Which teams pay their entire team less than what the highest player makes?

top_player <- sal_high_recent |> 
  filter(!is.na(club_short)) |> 
  filter(rank == 1)

top_player_name <- 
  paste(top_player$first_name, top_player$last_name)

highest_comp <- top_player |> 
  pull(compensation)

more_than_top <- sal_high_recent |> 
  filter(!is.na(club_short)) |> 
  group_by(club_short) |> 
  summarise(total_comp = sum(compensation, na.rm = T)) |> 
  filter(total_comp < highest_comp)

more_than_top_nrow <- more_than_top |> nrow()

In 2026 the highest paid player was Lionel Messi making $28,333,333. There are 28 teams that pay less than that for their entire roster.

Team spending over time

Let’s look at team spending over the past five years. To do this, we have to create a ranking for the spending.

  • I’m removing players not affiliated with teams
  • When I added a third column to the group because I wanted to use long names for something, the ranking broke. I had to break the group then use the .by argument for rank().
sal_team_rank <- salaries |> 
  filter(club_short != "MLS" | club_short |> is.na()) |> 
  group_by(year, club_short, club_long) |> 
  summarise(
    total_comp = sum(compensation, na.rm = TRUE)
  ) |> 
  arrange(year, total_comp |> desc()) |> 
1  ungroup() |>
2  mutate(rank = rank(-total_comp), .by = year)

# peek
sal_team_rank |> head(20)
1
I break the group_by here.
2
Then I set the ranking to work by year.

Visualizing all of them would be tricky. Let’s do the top five over last five years.

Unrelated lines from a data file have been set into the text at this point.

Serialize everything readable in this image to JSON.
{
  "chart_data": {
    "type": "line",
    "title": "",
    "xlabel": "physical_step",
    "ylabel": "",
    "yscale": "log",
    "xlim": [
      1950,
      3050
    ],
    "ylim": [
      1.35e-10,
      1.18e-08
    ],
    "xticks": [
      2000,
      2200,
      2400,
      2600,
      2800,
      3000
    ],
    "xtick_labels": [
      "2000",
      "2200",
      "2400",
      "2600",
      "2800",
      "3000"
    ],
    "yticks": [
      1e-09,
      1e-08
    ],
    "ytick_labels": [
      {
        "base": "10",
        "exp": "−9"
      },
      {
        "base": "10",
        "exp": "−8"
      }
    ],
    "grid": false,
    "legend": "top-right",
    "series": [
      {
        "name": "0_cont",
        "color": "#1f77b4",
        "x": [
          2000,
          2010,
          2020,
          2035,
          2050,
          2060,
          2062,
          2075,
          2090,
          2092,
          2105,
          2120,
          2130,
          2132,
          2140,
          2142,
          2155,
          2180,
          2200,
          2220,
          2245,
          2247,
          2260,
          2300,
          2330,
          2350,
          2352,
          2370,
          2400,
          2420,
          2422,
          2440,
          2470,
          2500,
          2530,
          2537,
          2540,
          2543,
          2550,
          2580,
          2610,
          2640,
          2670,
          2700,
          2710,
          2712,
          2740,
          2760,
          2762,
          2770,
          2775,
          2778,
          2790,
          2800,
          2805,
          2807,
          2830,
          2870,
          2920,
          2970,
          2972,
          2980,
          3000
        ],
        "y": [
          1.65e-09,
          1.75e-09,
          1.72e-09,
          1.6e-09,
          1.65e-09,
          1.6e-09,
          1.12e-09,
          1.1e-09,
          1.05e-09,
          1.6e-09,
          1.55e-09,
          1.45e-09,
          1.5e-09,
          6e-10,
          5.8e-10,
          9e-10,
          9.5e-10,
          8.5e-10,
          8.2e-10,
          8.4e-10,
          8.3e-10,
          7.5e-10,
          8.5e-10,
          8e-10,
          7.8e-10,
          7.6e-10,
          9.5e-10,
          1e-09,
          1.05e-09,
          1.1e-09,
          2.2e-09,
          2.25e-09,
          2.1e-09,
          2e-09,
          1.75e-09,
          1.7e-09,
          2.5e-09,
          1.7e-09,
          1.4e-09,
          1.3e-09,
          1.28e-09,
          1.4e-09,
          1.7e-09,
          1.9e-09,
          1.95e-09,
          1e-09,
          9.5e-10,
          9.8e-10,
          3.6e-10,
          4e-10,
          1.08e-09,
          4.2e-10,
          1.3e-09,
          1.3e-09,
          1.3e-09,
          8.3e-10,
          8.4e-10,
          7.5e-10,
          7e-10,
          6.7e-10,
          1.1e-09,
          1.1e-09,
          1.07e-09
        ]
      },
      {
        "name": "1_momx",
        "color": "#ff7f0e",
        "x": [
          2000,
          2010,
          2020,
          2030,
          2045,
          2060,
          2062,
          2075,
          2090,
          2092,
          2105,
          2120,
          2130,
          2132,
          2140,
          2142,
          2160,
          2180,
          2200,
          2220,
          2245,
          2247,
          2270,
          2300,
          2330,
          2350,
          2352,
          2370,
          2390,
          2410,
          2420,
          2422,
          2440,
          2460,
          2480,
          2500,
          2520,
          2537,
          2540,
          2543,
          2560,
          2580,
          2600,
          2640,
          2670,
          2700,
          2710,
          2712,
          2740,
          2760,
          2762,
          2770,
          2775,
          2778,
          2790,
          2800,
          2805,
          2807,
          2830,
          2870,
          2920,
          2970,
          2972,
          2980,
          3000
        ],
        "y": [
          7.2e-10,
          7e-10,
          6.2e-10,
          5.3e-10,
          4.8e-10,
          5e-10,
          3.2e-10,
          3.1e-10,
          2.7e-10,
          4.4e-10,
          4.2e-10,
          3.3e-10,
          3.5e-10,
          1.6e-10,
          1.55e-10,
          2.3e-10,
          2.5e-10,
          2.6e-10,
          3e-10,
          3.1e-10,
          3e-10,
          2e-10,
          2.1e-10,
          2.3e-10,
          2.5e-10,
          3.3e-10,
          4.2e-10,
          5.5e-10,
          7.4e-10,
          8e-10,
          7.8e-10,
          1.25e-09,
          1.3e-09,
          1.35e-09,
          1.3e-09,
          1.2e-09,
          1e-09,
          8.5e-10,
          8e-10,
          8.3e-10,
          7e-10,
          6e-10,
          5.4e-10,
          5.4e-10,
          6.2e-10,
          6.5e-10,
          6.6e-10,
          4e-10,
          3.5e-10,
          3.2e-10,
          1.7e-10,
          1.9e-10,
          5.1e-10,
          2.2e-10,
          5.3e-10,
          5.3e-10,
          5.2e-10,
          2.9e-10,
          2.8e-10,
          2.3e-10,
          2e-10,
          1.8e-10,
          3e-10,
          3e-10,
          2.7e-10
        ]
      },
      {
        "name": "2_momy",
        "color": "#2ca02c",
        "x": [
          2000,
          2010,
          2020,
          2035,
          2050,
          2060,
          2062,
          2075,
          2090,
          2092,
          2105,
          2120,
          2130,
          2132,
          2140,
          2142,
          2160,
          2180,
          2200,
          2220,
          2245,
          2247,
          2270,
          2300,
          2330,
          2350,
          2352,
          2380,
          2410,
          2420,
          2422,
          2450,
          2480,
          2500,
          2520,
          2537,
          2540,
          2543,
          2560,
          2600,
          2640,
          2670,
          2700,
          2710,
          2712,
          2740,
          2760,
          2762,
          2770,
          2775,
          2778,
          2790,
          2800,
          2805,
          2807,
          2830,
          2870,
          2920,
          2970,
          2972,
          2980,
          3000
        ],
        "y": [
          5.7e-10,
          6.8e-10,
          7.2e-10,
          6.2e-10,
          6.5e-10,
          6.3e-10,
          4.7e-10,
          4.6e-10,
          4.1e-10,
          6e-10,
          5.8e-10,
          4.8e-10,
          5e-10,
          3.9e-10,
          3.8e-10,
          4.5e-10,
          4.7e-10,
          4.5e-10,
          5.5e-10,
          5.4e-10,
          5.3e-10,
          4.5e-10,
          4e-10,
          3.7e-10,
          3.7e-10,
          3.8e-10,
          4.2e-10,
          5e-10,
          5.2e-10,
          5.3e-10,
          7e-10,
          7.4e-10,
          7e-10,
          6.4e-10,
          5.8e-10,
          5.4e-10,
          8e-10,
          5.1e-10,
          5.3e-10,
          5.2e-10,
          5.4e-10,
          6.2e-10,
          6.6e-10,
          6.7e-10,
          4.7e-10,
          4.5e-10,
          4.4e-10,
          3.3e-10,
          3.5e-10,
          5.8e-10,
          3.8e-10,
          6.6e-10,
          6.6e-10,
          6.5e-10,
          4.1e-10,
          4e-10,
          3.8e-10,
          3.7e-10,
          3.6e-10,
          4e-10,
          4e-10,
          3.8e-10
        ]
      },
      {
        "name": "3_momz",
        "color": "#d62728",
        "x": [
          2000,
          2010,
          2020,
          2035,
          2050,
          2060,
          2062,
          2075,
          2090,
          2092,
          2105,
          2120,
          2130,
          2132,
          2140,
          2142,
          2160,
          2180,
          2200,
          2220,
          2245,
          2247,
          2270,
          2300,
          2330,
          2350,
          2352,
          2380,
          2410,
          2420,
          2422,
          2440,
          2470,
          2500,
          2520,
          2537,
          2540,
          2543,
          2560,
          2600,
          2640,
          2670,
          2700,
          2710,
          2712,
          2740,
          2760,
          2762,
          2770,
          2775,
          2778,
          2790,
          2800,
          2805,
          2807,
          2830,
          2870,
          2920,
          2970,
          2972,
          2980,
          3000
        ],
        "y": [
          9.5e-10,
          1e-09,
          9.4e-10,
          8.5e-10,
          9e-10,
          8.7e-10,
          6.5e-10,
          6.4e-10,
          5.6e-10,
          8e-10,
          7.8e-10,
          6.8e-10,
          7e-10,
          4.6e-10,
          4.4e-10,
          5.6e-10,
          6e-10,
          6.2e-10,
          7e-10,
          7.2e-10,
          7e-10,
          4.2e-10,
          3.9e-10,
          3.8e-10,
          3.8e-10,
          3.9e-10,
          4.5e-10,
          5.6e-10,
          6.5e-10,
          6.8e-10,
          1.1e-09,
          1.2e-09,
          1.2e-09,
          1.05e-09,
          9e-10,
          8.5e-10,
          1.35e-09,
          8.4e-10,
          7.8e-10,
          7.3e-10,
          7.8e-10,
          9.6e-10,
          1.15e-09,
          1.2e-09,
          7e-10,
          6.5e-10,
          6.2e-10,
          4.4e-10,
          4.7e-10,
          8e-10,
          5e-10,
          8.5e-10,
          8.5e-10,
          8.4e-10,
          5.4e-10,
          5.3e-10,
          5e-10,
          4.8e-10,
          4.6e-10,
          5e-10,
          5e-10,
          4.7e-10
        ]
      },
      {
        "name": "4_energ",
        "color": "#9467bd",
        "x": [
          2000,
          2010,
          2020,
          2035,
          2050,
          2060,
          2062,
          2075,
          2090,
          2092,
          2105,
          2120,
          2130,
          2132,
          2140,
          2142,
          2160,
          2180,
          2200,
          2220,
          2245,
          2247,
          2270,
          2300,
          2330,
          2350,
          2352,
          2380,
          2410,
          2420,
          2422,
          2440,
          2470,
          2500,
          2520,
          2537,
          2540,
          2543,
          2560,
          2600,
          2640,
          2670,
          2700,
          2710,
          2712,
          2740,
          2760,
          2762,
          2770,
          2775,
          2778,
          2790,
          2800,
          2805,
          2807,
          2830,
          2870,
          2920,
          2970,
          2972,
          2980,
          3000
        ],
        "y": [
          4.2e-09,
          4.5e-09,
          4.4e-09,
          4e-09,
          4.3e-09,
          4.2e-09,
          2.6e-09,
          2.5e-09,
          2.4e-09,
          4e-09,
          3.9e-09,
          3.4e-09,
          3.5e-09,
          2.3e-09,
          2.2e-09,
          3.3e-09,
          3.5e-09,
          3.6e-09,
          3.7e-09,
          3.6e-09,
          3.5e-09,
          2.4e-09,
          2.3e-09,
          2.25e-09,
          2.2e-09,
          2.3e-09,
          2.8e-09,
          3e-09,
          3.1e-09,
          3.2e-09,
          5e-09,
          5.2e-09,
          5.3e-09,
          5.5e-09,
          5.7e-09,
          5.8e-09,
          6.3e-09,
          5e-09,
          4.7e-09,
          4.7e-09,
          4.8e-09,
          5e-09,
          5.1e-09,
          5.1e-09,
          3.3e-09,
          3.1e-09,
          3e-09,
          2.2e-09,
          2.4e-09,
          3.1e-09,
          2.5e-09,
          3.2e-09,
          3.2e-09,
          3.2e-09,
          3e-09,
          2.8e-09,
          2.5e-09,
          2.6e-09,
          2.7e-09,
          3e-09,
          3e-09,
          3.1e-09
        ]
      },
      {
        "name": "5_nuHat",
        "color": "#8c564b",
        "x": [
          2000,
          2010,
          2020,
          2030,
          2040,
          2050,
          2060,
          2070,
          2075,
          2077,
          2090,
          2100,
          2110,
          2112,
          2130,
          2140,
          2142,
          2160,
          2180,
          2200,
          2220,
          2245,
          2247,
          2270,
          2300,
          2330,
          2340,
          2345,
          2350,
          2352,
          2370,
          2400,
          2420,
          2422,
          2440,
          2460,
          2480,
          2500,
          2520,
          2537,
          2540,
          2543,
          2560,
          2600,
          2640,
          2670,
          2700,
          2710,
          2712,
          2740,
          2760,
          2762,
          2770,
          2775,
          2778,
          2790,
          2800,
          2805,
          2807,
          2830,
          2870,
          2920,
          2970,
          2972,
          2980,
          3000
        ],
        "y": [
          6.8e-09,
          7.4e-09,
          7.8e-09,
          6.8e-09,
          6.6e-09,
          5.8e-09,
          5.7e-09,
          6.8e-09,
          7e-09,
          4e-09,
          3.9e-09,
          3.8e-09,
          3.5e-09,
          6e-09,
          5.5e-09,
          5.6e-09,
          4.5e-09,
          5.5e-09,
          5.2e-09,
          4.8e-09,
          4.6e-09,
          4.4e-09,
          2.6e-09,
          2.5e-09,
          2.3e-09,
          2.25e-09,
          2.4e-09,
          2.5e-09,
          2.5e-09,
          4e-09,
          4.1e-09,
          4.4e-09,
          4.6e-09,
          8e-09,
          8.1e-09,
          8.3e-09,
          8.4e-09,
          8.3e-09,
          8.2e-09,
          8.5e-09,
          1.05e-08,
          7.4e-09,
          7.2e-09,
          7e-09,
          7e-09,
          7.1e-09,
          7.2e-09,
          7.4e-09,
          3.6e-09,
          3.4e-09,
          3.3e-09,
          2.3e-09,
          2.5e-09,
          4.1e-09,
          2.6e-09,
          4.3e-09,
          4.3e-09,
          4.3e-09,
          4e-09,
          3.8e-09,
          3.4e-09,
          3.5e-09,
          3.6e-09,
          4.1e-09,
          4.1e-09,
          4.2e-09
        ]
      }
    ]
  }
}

sal_team_rank_top <- sal_team_rank |> 
  filter(rank <= 5,
         year >= (as.numeric(recent_year) - 4)) |> 
  left_join(mls_colors_data |> select(club_short, favored_color, favored_nohex), join_by(club_short))

sal_team_rank_top |> 
  filter(club_short == "MIA")

Peek at this a different way

sal_team_rank_top |> 
  select(-total_comp) |> 
  pivot_wider(names_from = year, values_from = rank) |> 
  select(!c(club_long, favored_color, favored_nohex))

Let’s visualze spending rank

sal_team_rank_top_plot <- sal_team_rank_top |> 
  ggplot(aes(x=year, y=rank, color = favored_color, group = club_short)) +
  geom_point(size = 4) +
  geom_line() +
  scale_y_reverse() +
  scale_color_identity(aes(color = favored_color)) +
  geom_label_repel(aes(label = club_short), color = "black", size = 3) +
  labs(
    title = "Miami's spending was increasing before Messi",
subtitle = str_wrap("Maimi is the only MLS team to rank as a top five spender in each of the past five years. Miami's spending rank was climbing before Lionel Messi joined in 2023."),
    color = "Club",
    x = NULL,
    y = "Spending Rank",
    caption = "By: Christian McDonald. Source: Major League Soccer Players Association"
  ) +
  theme_minimal()


ggsave("figures/sal_team_rank.png")
Saving 7 x 5 in image
ggsave("figures/sal_team_rank.jpg")
Saving 7 x 5 in image

Let’s count how many times each team is in this list.

sal_team_rank_top |> 
  count(club_long, sort = T)

Data Takeaway: Miami and the LAs

Only Miami has been among the top spending teams over the past five years. The two L.A. teams are the only teams to rank in the top 5 for four years.